M. Jean Arthuis, président - Mes chers collègues, l'Autorité des marchés financiers est investie de pouvoirs spécifiques. C'est elle qui devra statuer d'une autorité judiciaire. Notre rôle consiste à éclairer aussi clairement que possible ce qu'a été la gouvernance publique, pour précisément faire justice des soupçons et comprendre que, dans ces affaires, des marges de progression existent. Certaines questions, la semaine passée, mettaient en cause la gouvernance publique. C'est ce que nous avons voulu éclairer, au niveau de l'Etat et de la CDC.

M. Philippe Dallier - Pour rester sur ce terrain, on nous explique depuis une semaine, que, au nom de l'indépendance de la CDC, il y aurait une muraille de Chine et que cette muraille explique le fait qu'il n'y ait eu ni de communication ni de feu vert donné par l'Etat à l'administration. Soit. Cela dit, le pacte d'actionnaires, négocié durement d'après ce que l'on nous a expliqué, a imposé à l'Etat français de ne pas monter au-delà de 15 % dans EADS. Nos amis allemands pouvaient être fondés à penser que, la CDC, bras armé de l'Etat, se portant acquéreur de 2,25 % des parts de Lagardère, cela constituait un coup de canif dans le contrat entre Allemands et Français. Comment se fait-il qu'à ce niveau, à la CDC, personne ne se soit posé la question du problème politique que cela pouvait engendrer ? Cela reste pour moi un véritable mystère. Peut-être pourriez-vous nous dire quelques mots sur la façon dont nos amis allemands le vivent.

M. Jean Arthuis, président - Il va être difficile de parler à la place de la Caisse de dépôts. Il existe une muraille de Chine entre le ministre et la Caisse des dépôts.

Mme Christine Lagarde, ministre de l'économie, des finances et de l'emploi - On m'a simplement interrogée sur la communication avec mon homologue allemand. Je l'avais, bien entendu, tenu informé de mon souci de clarté et de transparence sur la façon dont les services de l'Etat se sont acquittés de leur mission. Je lui ai transmis à 18h15 la photocopie du rapport d'enquête. Il me paraît logique, en tant que partenaire, de partager ce type d'information. Mon homologue possède donc la copie en langue française puisque nous ne disposions pas d'une traduction allemande.

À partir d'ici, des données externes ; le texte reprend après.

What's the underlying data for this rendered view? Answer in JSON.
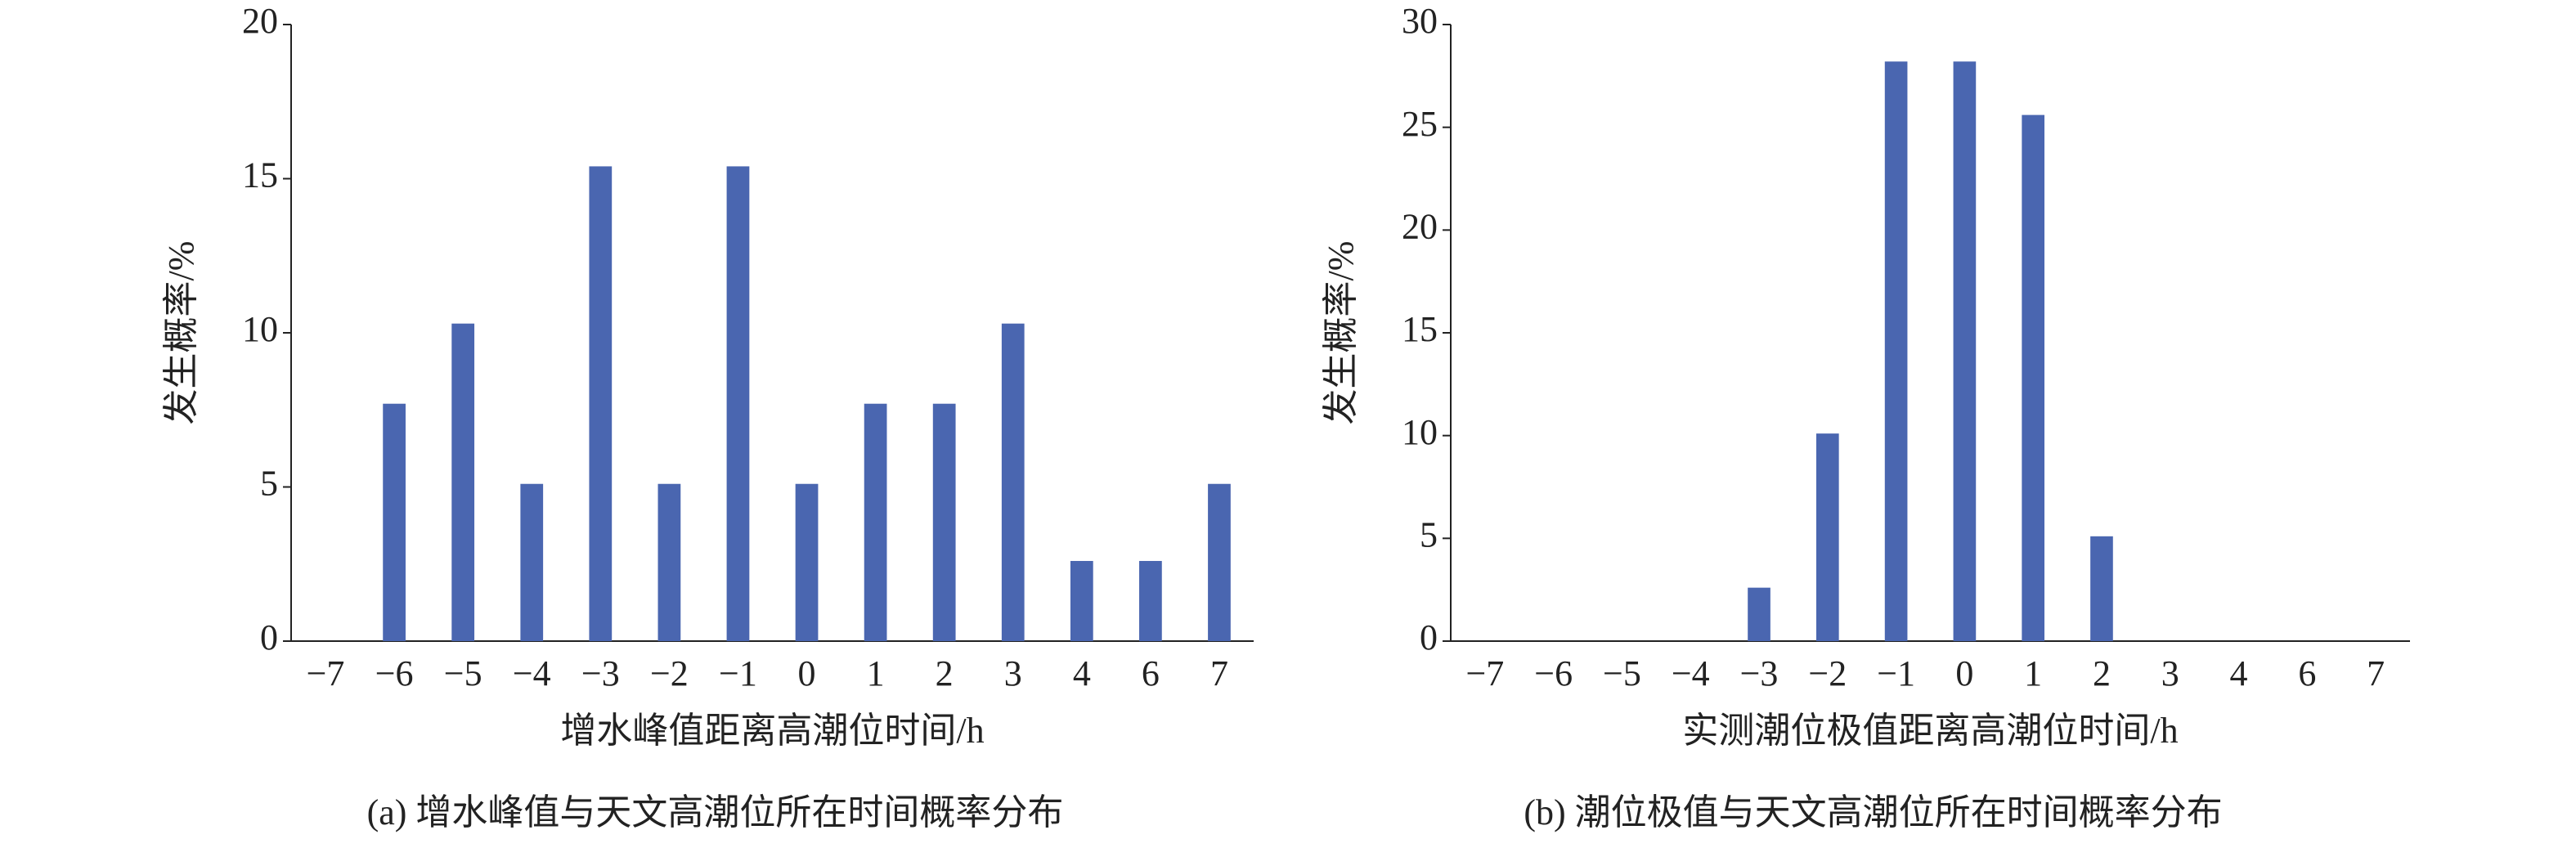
{
  "chart_data": [
    {
      "type": "bar",
      "title": "(a) 增水峰值与天文高潮位所在时间概率分布",
      "xlabel": "增水峰值距离高潮位时间/h",
      "ylabel": "发生概率/%",
      "categories": [
        "−7",
        "−6",
        "−5",
        "−4",
        "−3",
        "−2",
        "−1",
        "0",
        "1",
        "2",
        "3",
        "4",
        "6",
        "7"
      ],
      "values": [
        0,
        7.7,
        10.3,
        5.1,
        15.4,
        5.1,
        15.4,
        5.1,
        7.7,
        7.7,
        10.3,
        2.6,
        2.6,
        5.1
      ],
      "color": "#4a66b0",
      "ylim": [
        0,
        20
      ],
      "yticks": [
        0,
        5,
        10,
        15,
        20
      ]
    },
    {
      "type": "bar",
      "title": "(b) 潮位极值与天文高潮位所在时间概率分布",
      "xlabel": "实测潮位极值距离高潮位时间/h",
      "ylabel": "发生概率/%",
      "categories": [
        "−7",
        "−6",
        "−5",
        "−4",
        "−3",
        "−2",
        "−1",
        "0",
        "1",
        "2",
        "3",
        "4",
        "6",
        "7"
      ],
      "values": [
        0,
        0,
        0,
        0,
        2.6,
        10.1,
        28.2,
        28.2,
        25.6,
        5.1,
        0,
        0,
        0,
        0
      ],
      "color": "#4a66b0",
      "ylim": [
        0,
        30
      ],
      "yticks": [
        0,
        5,
        10,
        15,
        20,
        25,
        30
      ]
    }
  ]
}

M. Jean Arthuis, président - Madame la ministre, monsieur l'inspecteur général, cette commission arrive à son terme. Elle apporte un éclairage complémentaire. Il me semble que, depuis une semaine, nous avons progressé. Nous nous efforcerons, dans les jours qui viennent, de clarifier notre pensée et peut-être formulerons-nous, à la suite de différents débats, quelques recommandations et propositions, notamment sur cette question de la gouvernance

Merci, Madame, d'être venue aussi rapidement, nous communiquer les résultats du rapport d'analyse. Il s'agissait de connaître le rôle de la caisse des dépôts et des services de l'Etat dans cette affaire. Cela nous rassure, car cela ne peut pas se passer autrement. La transparence permet de couper court aux soupçons.

Merci.

(La séance est levée à 20 heures 20).